Peneliti memperoleh kesimpulan ini setelah menganalisis informasi dari 95.000 pria Australia berusia 45 tahun ke atas yang diminta mengisi kuesioner antara tahun 2006-2009. Tak lupa peneliti pun mengaitkan hasil kuesioner ini dengan data partisipan yang masuk rumah sakit dan meninggal pada 2010.

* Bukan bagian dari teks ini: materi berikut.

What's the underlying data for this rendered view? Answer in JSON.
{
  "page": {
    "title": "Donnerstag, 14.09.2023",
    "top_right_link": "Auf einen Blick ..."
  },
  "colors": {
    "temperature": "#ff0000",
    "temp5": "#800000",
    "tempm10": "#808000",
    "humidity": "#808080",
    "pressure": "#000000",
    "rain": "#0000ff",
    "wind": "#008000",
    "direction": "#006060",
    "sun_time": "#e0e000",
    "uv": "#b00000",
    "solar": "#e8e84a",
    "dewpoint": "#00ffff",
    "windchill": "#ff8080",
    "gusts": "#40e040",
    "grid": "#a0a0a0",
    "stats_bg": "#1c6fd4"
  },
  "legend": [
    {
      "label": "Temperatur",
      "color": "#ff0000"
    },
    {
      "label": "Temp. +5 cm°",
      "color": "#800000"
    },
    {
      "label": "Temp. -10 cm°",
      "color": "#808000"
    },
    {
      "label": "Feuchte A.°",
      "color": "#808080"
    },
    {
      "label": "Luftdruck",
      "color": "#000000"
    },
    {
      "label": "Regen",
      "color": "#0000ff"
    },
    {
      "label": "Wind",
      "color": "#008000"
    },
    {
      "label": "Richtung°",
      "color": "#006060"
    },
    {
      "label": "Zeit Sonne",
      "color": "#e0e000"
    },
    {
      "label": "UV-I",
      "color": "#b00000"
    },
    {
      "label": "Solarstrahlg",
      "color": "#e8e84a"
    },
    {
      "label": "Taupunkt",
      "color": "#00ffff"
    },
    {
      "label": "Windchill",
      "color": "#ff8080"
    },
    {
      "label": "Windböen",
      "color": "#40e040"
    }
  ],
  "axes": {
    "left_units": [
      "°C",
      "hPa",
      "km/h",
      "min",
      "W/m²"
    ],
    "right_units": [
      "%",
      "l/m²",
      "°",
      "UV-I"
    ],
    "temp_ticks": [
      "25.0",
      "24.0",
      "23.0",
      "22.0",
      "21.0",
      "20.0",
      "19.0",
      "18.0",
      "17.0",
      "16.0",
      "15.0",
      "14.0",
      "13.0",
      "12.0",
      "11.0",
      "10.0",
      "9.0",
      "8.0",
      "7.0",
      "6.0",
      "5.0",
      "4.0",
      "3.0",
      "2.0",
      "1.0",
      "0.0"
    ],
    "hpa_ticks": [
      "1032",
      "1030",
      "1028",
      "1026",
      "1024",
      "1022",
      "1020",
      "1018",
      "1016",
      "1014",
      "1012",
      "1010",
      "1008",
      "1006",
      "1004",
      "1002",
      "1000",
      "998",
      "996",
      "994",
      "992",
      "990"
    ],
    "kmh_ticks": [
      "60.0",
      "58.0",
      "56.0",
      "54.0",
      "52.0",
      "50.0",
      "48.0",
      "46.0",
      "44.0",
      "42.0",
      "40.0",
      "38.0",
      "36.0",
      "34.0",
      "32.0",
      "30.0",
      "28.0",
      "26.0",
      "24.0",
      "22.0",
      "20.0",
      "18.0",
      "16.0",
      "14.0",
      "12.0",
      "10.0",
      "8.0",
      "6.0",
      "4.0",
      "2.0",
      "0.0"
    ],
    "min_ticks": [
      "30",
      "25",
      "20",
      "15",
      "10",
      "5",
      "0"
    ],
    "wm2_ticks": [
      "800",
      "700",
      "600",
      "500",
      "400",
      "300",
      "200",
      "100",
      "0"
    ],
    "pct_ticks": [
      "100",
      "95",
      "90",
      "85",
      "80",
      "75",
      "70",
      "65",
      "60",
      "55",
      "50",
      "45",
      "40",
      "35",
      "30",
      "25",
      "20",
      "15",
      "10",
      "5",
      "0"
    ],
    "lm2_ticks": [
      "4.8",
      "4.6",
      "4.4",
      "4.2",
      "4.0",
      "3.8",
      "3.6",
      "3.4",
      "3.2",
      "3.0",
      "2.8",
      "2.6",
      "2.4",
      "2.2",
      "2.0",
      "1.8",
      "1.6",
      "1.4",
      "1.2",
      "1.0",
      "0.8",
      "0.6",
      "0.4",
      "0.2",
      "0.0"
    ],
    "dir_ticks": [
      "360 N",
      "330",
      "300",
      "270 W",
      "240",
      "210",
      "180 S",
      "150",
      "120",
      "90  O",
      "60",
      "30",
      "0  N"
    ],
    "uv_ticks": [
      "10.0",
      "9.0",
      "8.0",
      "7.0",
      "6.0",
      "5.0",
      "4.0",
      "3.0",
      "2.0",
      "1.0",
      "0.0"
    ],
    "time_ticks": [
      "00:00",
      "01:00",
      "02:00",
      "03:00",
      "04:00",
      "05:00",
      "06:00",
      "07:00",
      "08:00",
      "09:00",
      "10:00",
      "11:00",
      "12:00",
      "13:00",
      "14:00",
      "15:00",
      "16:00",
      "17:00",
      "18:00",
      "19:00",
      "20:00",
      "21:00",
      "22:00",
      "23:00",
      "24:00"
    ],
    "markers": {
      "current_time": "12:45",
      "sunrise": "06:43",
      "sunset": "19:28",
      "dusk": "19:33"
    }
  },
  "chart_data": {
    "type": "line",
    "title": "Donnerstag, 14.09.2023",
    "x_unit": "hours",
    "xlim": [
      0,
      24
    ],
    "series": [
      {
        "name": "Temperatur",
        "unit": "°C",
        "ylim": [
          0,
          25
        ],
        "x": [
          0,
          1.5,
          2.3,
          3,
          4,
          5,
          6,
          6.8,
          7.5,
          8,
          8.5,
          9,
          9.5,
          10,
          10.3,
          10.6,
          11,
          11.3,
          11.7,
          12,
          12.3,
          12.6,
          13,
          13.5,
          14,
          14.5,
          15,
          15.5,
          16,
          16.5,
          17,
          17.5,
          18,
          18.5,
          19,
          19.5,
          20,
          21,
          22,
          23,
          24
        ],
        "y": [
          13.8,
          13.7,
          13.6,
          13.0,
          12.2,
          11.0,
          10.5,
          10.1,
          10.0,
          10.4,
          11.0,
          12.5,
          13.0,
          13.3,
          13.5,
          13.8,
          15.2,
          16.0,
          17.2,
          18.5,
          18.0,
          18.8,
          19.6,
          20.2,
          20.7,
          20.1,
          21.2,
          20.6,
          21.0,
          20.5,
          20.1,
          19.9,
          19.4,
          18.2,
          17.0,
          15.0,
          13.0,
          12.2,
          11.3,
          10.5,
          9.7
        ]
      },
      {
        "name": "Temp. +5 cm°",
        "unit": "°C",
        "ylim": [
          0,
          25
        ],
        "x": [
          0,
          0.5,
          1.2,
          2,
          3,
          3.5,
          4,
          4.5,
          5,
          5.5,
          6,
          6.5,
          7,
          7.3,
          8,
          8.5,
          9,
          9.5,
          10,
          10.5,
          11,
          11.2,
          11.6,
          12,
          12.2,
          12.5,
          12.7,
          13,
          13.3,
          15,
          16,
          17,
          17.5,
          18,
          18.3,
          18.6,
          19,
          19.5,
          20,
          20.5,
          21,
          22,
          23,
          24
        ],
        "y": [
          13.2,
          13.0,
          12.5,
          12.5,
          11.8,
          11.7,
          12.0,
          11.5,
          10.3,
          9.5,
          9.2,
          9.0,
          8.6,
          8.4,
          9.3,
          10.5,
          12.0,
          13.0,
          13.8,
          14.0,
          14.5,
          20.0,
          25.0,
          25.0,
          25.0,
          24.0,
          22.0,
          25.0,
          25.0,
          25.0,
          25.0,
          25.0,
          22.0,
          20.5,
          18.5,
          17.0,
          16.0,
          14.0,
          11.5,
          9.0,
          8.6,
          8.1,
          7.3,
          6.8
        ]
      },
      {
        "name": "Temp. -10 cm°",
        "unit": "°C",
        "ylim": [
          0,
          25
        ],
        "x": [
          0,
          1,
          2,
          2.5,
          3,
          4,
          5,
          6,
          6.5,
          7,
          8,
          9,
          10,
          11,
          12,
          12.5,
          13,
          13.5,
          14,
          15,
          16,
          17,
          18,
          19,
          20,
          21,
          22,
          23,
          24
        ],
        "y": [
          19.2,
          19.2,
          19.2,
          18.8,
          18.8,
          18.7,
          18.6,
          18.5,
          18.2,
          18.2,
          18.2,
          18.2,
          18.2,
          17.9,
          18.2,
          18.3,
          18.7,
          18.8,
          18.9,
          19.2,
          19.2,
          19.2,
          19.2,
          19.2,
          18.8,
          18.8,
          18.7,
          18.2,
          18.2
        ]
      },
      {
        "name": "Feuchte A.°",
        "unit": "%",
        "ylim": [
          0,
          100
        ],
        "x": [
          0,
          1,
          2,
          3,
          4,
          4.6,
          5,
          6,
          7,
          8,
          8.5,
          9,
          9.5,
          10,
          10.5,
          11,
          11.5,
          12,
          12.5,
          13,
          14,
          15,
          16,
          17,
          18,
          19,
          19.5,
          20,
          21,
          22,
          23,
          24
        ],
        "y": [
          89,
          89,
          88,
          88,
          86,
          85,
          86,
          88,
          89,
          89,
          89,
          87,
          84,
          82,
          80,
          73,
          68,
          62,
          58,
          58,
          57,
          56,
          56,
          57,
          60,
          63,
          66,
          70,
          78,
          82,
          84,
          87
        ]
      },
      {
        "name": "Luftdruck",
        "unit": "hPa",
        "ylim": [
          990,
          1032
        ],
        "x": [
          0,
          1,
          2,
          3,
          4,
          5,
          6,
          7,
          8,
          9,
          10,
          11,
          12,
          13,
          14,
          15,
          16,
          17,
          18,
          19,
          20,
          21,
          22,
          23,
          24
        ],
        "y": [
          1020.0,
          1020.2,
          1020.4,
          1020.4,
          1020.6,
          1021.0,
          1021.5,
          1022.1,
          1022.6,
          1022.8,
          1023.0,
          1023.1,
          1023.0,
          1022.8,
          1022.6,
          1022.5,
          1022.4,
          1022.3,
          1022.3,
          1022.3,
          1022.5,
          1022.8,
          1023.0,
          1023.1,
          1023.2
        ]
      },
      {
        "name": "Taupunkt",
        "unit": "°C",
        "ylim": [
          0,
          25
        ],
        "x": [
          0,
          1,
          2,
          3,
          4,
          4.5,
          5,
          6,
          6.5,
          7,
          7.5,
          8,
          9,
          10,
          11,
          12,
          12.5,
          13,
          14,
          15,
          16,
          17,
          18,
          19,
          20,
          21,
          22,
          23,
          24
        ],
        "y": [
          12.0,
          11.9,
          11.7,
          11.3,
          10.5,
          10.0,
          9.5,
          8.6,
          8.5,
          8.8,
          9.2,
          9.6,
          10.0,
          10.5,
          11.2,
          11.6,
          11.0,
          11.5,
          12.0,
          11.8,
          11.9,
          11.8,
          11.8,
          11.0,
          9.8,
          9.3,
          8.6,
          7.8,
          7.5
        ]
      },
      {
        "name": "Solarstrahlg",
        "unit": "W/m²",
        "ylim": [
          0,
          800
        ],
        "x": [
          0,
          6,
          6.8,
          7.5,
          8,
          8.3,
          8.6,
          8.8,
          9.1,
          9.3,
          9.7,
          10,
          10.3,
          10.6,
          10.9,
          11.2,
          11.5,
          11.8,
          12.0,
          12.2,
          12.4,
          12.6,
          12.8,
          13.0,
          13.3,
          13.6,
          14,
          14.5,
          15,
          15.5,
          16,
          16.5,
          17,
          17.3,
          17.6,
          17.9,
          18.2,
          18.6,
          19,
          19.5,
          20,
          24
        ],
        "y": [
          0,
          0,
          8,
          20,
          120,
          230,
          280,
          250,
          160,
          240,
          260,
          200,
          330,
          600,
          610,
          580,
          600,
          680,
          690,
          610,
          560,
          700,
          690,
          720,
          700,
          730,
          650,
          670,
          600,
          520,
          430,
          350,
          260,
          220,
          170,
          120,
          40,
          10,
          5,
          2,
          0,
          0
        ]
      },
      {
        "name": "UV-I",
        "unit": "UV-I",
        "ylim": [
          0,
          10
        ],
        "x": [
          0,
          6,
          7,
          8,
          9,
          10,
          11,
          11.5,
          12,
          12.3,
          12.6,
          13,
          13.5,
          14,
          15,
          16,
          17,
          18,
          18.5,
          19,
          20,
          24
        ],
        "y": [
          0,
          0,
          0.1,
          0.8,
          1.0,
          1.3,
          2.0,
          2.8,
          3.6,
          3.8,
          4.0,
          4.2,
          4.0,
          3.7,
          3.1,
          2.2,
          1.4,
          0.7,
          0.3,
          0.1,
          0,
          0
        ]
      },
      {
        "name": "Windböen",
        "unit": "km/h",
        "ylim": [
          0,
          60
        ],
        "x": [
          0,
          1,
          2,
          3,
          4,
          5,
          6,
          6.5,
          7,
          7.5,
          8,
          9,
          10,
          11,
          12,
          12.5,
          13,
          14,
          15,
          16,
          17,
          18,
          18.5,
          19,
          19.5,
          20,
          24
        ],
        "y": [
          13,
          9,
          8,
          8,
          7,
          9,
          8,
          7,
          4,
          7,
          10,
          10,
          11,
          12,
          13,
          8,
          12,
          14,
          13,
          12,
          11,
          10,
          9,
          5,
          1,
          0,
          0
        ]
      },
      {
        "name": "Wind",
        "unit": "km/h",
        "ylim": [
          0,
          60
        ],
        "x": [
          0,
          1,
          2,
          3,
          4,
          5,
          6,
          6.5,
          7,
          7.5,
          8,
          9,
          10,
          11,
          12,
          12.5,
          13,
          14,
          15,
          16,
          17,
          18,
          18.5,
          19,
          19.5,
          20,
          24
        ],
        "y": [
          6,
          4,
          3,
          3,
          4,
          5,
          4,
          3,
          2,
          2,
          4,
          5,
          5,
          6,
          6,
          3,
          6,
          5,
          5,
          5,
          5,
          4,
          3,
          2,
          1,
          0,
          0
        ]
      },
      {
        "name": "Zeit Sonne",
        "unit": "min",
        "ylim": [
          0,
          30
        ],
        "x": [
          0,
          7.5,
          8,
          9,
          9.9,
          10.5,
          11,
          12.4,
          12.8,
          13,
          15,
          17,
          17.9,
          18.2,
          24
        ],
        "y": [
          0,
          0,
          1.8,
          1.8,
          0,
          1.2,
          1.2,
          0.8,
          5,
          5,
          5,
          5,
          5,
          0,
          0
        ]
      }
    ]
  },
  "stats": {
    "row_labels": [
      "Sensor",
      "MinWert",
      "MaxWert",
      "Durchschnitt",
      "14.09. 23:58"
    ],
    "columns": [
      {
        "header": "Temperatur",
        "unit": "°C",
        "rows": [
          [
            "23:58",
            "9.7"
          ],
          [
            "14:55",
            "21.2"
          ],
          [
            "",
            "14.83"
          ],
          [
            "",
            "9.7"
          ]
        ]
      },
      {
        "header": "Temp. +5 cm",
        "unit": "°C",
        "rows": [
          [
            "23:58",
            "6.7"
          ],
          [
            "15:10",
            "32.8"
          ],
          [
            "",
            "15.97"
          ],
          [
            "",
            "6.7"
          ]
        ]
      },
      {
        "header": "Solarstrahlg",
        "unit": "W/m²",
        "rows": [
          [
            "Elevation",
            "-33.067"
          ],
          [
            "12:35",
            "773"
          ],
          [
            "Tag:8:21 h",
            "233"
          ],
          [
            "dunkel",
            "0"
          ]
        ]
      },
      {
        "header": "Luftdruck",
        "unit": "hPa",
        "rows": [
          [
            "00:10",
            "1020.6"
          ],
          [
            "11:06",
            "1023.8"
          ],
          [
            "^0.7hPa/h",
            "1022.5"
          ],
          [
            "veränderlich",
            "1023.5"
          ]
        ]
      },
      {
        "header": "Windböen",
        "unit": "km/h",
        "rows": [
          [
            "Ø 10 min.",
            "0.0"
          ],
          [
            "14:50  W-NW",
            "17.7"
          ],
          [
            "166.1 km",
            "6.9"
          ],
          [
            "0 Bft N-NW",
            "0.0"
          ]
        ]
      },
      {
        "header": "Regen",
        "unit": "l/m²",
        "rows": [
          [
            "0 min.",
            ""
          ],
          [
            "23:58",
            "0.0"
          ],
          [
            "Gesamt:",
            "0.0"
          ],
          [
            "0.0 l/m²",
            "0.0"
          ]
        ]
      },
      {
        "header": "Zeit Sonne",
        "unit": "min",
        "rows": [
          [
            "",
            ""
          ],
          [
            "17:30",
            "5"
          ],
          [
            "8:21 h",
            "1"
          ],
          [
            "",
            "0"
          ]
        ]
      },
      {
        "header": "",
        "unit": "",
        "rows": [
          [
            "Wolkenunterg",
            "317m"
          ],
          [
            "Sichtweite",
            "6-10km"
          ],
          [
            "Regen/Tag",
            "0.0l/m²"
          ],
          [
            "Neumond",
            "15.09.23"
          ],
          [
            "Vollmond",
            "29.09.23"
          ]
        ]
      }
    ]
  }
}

Dari situ ditemukan bahwa dalam dua tahun, partisipan yang tak punya riwayat penyakit jantung tapi mengalami disfungsi ereksi sedang 23 persen lebih sering diopname akibat masalah kardiovaskular seperti serangan jantung dibandingkan partisipan yang tak terkena impotensi. Sedangkan penderita impotensi berat kecenderungannya lebih besar yaitu sebanyak 35 persen.
Risiko terbesar dialami oleh partisipan yang sejak awal studi telah memiliki masalah jantung sekaligus penderita impotensi berat karena kecenderungannya untuk diopname akibat gangguan jantung lainnya mencapai 64 persen.
Persentasenya tetap sama, bahkan ketika peneliti telah mempertimbangkan faktor lain yang dapat meningkatkan risiko gangguan jantung seperti usia, kebiasaan merokok, konsumsi alkohol dan obesitas.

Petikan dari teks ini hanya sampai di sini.